In the student text each chapter has separate objectives in the form of questions at the beginning for students to think about as they read. The text meets these objectives and provides clear information on each question. By providing the questions at the beginning as a focus for reading, the author scaffolds reading level, giving the lower level students a tool for finding the most important information in the chapter.
In addition, there is a Teacher Guide, which builds understanding of important concepts through hands-on classroom and field activities, and short (around 2 minutes each) videos that cover the main ideas in each chapter.
All Texas Aquatic Science components work together to bring students up a notch in reading skills and increase their knowledge of science.
Using activities from the Teachers Guide guide, teachers introduce students to the wide variety of aquatic ecosystems through science investigations, games, models, Internet projects, reading the student guides, short videos, and field based assessments of water quality and environmental conditions in a variety of field trips. Students learn and demonstrate their new knowledge in creative products and performances.
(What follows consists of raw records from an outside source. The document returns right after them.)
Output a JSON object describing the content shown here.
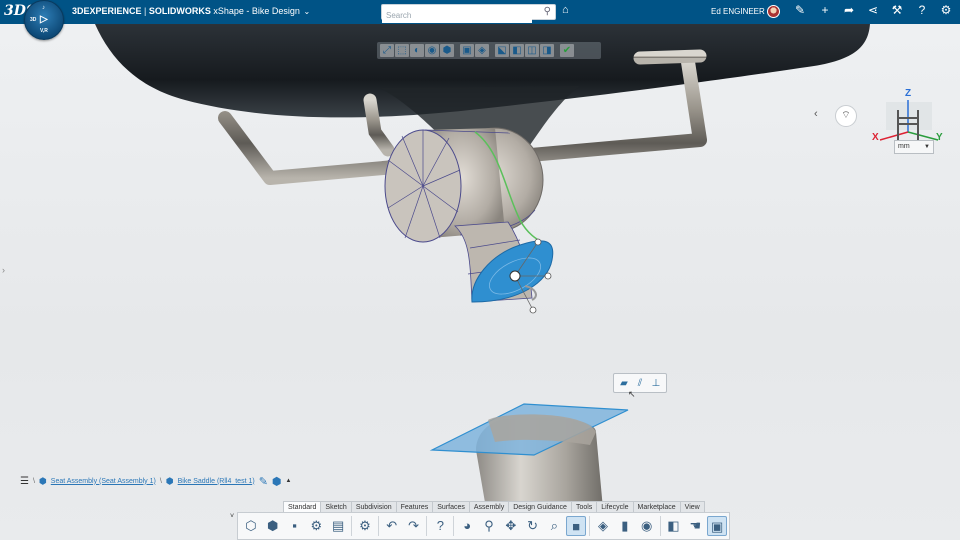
{
  "topbar": {
    "logo": "3DS",
    "compass": {
      "play": "▷",
      "top": "♪",
      "left": "3D",
      "bottom": "V,R"
    },
    "title_brand": "3DEXPERIENCE",
    "title_sep": " | ",
    "title_product": "SOLIDWORKS",
    "title_rest": " xShape - Bike Design",
    "search": {
      "placeholder": "Search",
      "value": ""
    },
    "user_name": "Ed ENGINEER",
    "icons": [
      "tag-icon",
      "share-post-icon",
      "add-icon",
      "forward-icon",
      "share-icon",
      "tools-icon",
      "help-icon",
      "compass-toggle-icon"
    ]
  },
  "viewport": {
    "triad_labels": {
      "z": "Z",
      "x": "X",
      "y": "Y"
    },
    "units_value": "mm",
    "collapse": "‹"
  },
  "breadcrumb": {
    "menu": "☰",
    "items": [
      {
        "label": "Seat Assembly (Seat Assembly 1)"
      },
      {
        "label": "Bike Saddle (Rll4_test 1)"
      }
    ]
  },
  "toolbar": {
    "tabs": [
      "Standard",
      "Sketch",
      "Subdivision",
      "Features",
      "Surfaces",
      "Assembly",
      "Design Guidance",
      "Tools",
      "Lifecycle",
      "Marketplace",
      "View"
    ],
    "active_tab": "Standard",
    "collapse": "˅",
    "selected_icon": "display-style-icon"
  },
  "colors": {
    "topbar": "#005386",
    "selection": "#2f8fd0",
    "viewport": "#e9ebed",
    "accent": "#2b77b7"
  }
}
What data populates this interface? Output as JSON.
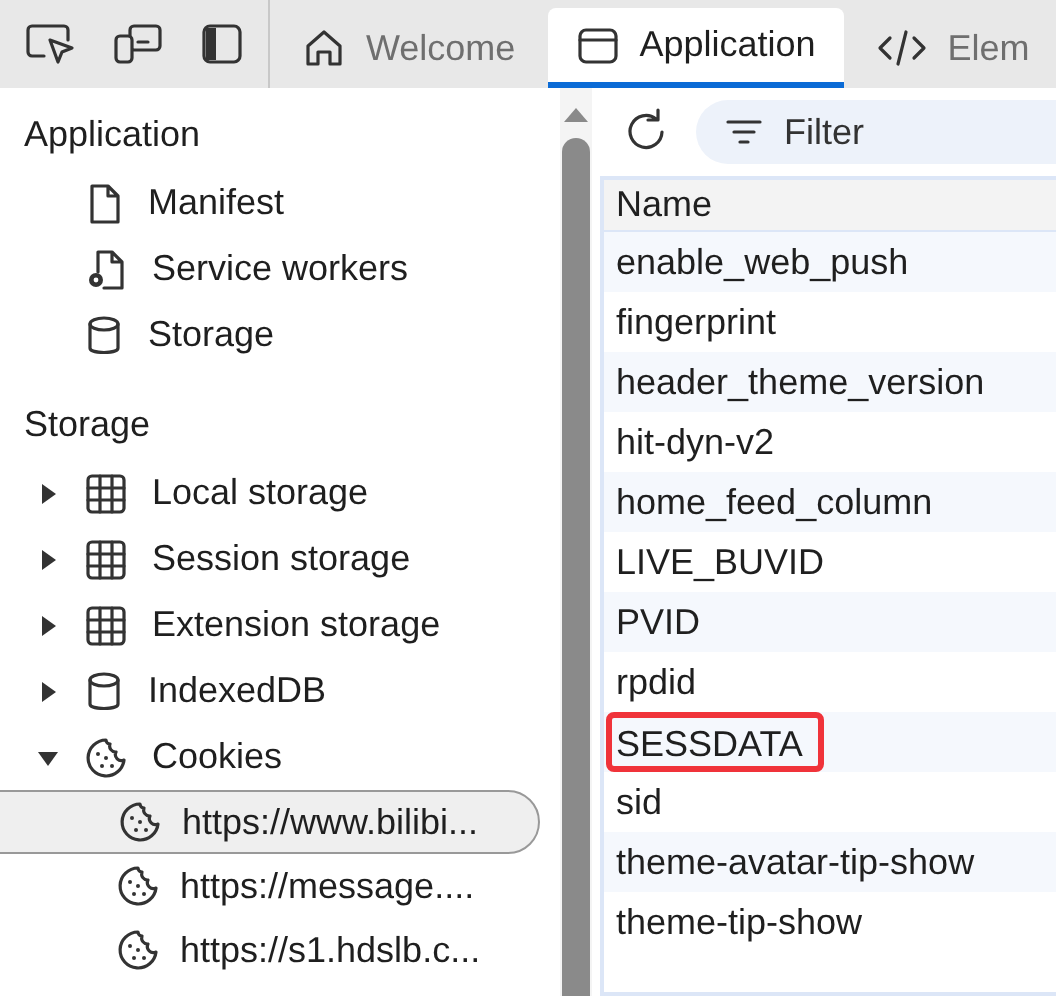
{
  "tabs": [
    {
      "label": "Welcome",
      "kind": "home",
      "selected": false
    },
    {
      "label": "Application",
      "kind": "window",
      "selected": true
    },
    {
      "label": "Elem",
      "kind": "code",
      "selected": false
    }
  ],
  "sidebar": {
    "sections": [
      {
        "title": "Application",
        "items": [
          {
            "label": "Manifest",
            "kind": "file"
          },
          {
            "label": "Service workers",
            "kind": "worker"
          },
          {
            "label": "Storage",
            "kind": "db"
          }
        ]
      },
      {
        "title": "Storage",
        "items": [
          {
            "label": "Local storage",
            "kind": "grid",
            "expanded": false
          },
          {
            "label": "Session storage",
            "kind": "grid",
            "expanded": false
          },
          {
            "label": "Extension storage",
            "kind": "grid",
            "expanded": false
          },
          {
            "label": "IndexedDB",
            "kind": "db",
            "expanded": false
          },
          {
            "label": "Cookies",
            "kind": "cookie",
            "expanded": true,
            "children": [
              {
                "label": "https://www.bilibi...",
                "selected": true
              },
              {
                "label": "https://message....",
                "selected": false
              },
              {
                "label": "https://s1.hdslb.c...",
                "selected": false
              }
            ]
          }
        ]
      }
    ]
  },
  "filter": {
    "placeholder": "Filter"
  },
  "table": {
    "columns": [
      "Name"
    ],
    "rows": [
      {
        "name": "enable_web_push",
        "highlighted": false
      },
      {
        "name": "fingerprint",
        "highlighted": false
      },
      {
        "name": "header_theme_version",
        "highlighted": false
      },
      {
        "name": "hit-dyn-v2",
        "highlighted": false
      },
      {
        "name": "home_feed_column",
        "highlighted": false
      },
      {
        "name": "LIVE_BUVID",
        "highlighted": false
      },
      {
        "name": "PVID",
        "highlighted": false
      },
      {
        "name": "rpdid",
        "highlighted": false
      },
      {
        "name": "SESSDATA",
        "highlighted": true
      },
      {
        "name": "sid",
        "highlighted": false
      },
      {
        "name": "theme-avatar-tip-show",
        "highlighted": false
      },
      {
        "name": "theme-tip-show",
        "highlighted": false
      }
    ]
  }
}
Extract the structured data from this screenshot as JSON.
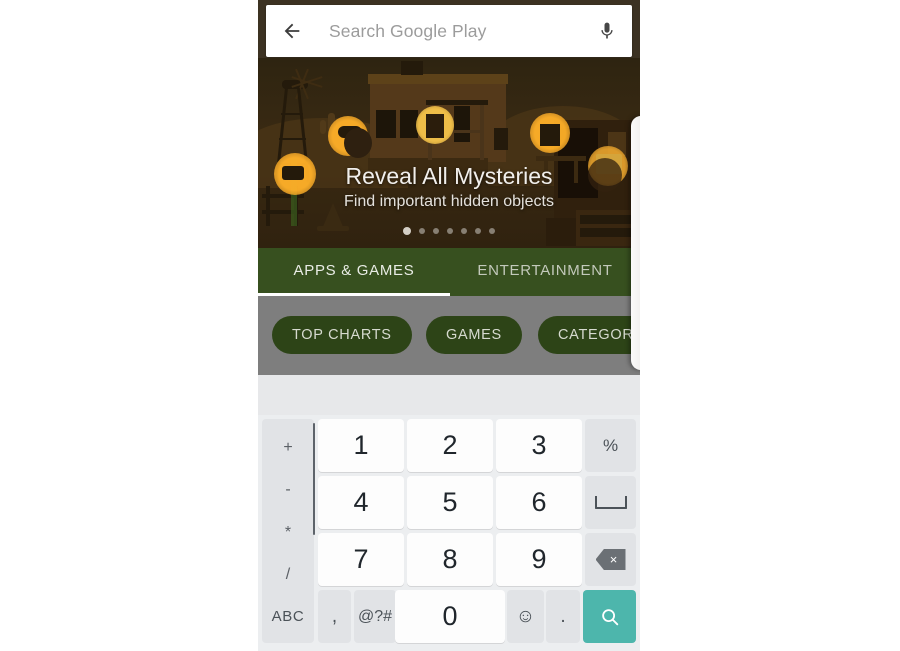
{
  "search": {
    "placeholder": "Search Google Play",
    "value": "",
    "back_icon": "back-arrow-icon",
    "mic_icon": "microphone-icon"
  },
  "banner": {
    "title": "Reveal All Mysteries",
    "subtitle": "Find important hidden objects",
    "dot_count": 7,
    "active_dot": 0,
    "theme_color": "#3a2a12"
  },
  "tabs": {
    "items": [
      {
        "label": "APPS & GAMES",
        "active": true
      },
      {
        "label": "ENTERTAINMENT",
        "active": false
      }
    ],
    "bar_color": "#37501f"
  },
  "chips": {
    "items": [
      {
        "label": "TOP CHARTS"
      },
      {
        "label": "GAMES"
      },
      {
        "label": "CATEGORIES"
      }
    ],
    "chip_color": "#2d4417",
    "bar_color": "#7e7e7e"
  },
  "keyboard": {
    "operators": [
      "+",
      "-",
      "*",
      "/"
    ],
    "numbers": [
      [
        "1",
        "2",
        "3"
      ],
      [
        "4",
        "5",
        "6"
      ],
      [
        "7",
        "8",
        "9"
      ]
    ],
    "functions": {
      "percent": "%",
      "space_icon": "space-bar-icon",
      "backspace_icon": "backspace-icon",
      "backspace_glyph": "×"
    },
    "bottom_row": {
      "abc": "ABC",
      "comma": ",",
      "symbols": "@?#",
      "zero": "0",
      "emoji_icon": "emoji-smiley-icon",
      "emoji_glyph": "☺",
      "period": ".",
      "search_icon": "search-icon"
    },
    "enter_color": "#4db6ac",
    "background_color": "#eceef0"
  }
}
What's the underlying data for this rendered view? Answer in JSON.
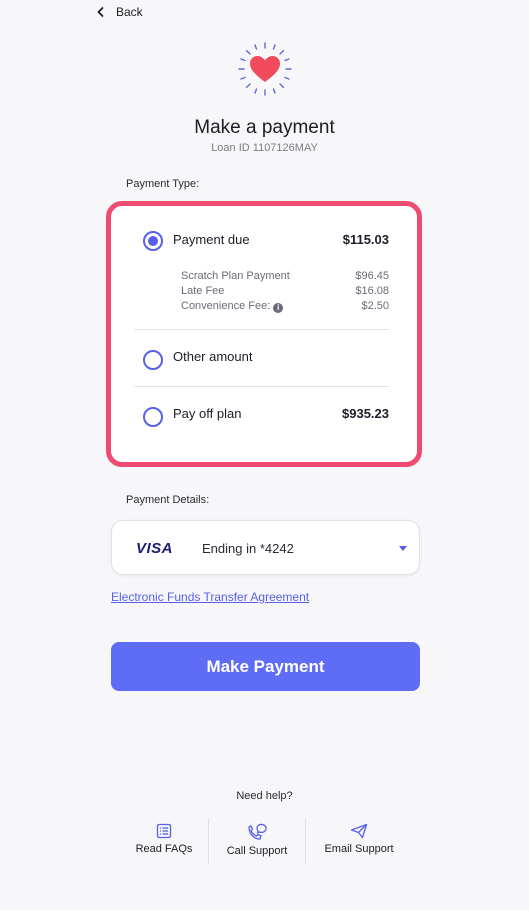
{
  "nav": {
    "back_label": "Back"
  },
  "header": {
    "title": "Make a payment",
    "loan_id": "Loan ID 1107126MAY"
  },
  "payment_type": {
    "label": "Payment Type:",
    "options": [
      {
        "label": "Payment due",
        "amount": "$115.03",
        "selected": true,
        "breakdown": [
          {
            "label": "Scratch Plan Payment",
            "value": "$96.45"
          },
          {
            "label": "Late Fee",
            "value": "$16.08"
          },
          {
            "label": "Convenience Fee:",
            "value": "$2.50"
          }
        ]
      },
      {
        "label": "Other amount",
        "amount": "",
        "selected": false
      },
      {
        "label": "Pay off plan",
        "amount": "$935.23",
        "selected": false
      }
    ]
  },
  "payment_details": {
    "label": "Payment Details:",
    "card_brand": "VISA",
    "card_ending": "Ending in *4242"
  },
  "agreement_link": "Electronic Funds Transfer Agreement",
  "submit_label": "Make Payment",
  "help": {
    "title": "Need help?",
    "items": [
      {
        "label": "Read FAQs",
        "icon": "faq-list-icon"
      },
      {
        "label": "Call Support",
        "icon": "phone-chat-icon"
      },
      {
        "label": "Email Support",
        "icon": "paper-plane-icon"
      }
    ]
  },
  "colors": {
    "accent": "#5f6cf5",
    "highlight_border": "#ef4a72",
    "heart": "#f04a5c"
  }
}
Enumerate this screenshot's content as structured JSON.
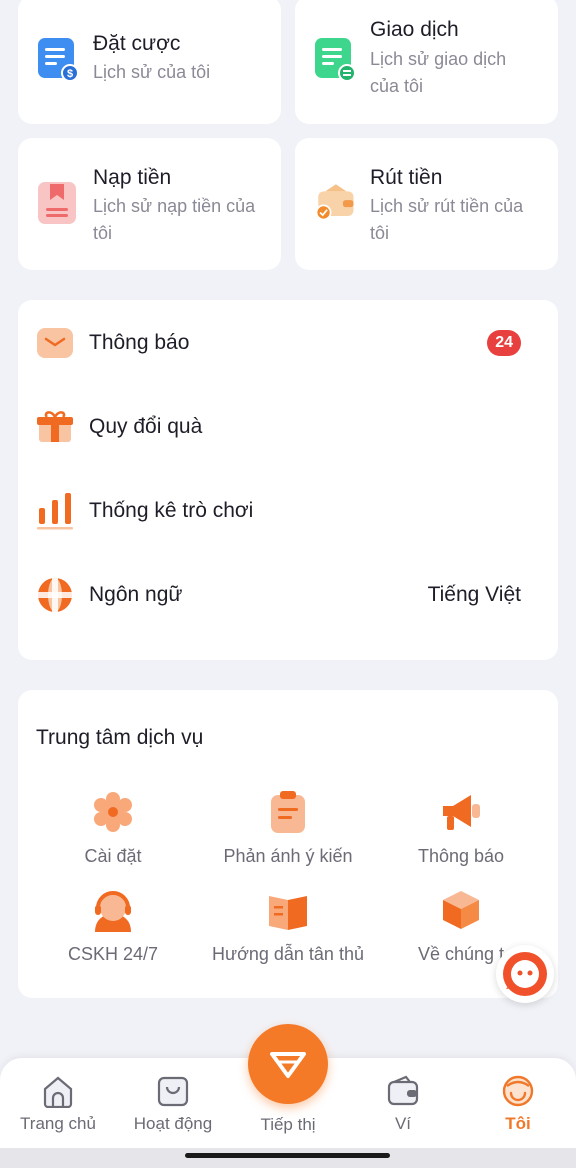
{
  "history_cards": [
    {
      "title": "Đặt cược",
      "subtitle": [
        "Lịch sử của tôi"
      ],
      "icon": "bet-document-icon",
      "color": "#3d8ef0"
    },
    {
      "title": "Giao dịch",
      "subtitle": [
        "Lịch sử giao dịch",
        "của tôi"
      ],
      "icon": "transaction-document-icon",
      "color": "#3ed68c"
    },
    {
      "title": "Nạp tiền",
      "subtitle": [
        "Lịch sử nạp tiền của",
        "tôi"
      ],
      "icon": "deposit-icon",
      "color": "#f7b2b2"
    },
    {
      "title": "Rút tiền",
      "subtitle": [
        "Lịch sử rút tiền của",
        "tôi"
      ],
      "icon": "withdraw-wallet-icon",
      "color": "#f6c89a"
    }
  ],
  "menu": {
    "notifications": {
      "label": "Thông báo",
      "badge": "24"
    },
    "gift_exchange": {
      "label": "Quy đổi quà"
    },
    "game_stats": {
      "label": "Thống kê trò chơi"
    },
    "language": {
      "label": "Ngôn ngữ",
      "value": "Tiếng Việt"
    }
  },
  "service_center": {
    "title": "Trung tâm dịch vụ",
    "items": [
      {
        "label": "Cài đặt",
        "icon": "settings-gear-icon"
      },
      {
        "label": "Phản ánh ý kiến",
        "icon": "feedback-clipboard-icon"
      },
      {
        "label": "Thông báo",
        "icon": "megaphone-icon"
      },
      {
        "label": "CSKH 24/7",
        "icon": "support-agent-icon"
      },
      {
        "label": "Hướng dẫn tân thủ",
        "icon": "guide-book-icon"
      },
      {
        "label": "Về chúng t",
        "icon": "about-box-icon"
      }
    ]
  },
  "tabbar": {
    "tabs": [
      {
        "label": "Trang chủ",
        "icon": "home-icon"
      },
      {
        "label": "Hoạt động",
        "icon": "activity-bag-icon"
      },
      {
        "label": "Tiếp thị",
        "icon": "diamond-icon"
      },
      {
        "label": "Ví",
        "icon": "wallet-icon"
      },
      {
        "label": "Tôi",
        "icon": "profile-face-icon",
        "active": true
      }
    ]
  },
  "colors": {
    "accent": "#f47a28",
    "badge": "#e8403f",
    "background": "#f1f2f7"
  }
}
Lessons in each chapter of the Teacher Guide begin with an activity to allow the teacher to assess what students know about the concepts to be studied. Lessons embed higher order thinking skills, provide depth and complexity of learning, and provide a wide variety of hands-on activities that engage students in many contexts and methods. Each lesson includes an opportunity for students to apply what they have learned by synthesizing the information and demonstrating their learning by developing creative products or performances.
All activities are aligned with the state curriculum standards, the Texas Essential Knowledge and Skills for sixth through eighth grade and for Aquatic Science and Environmental Science courses for high school.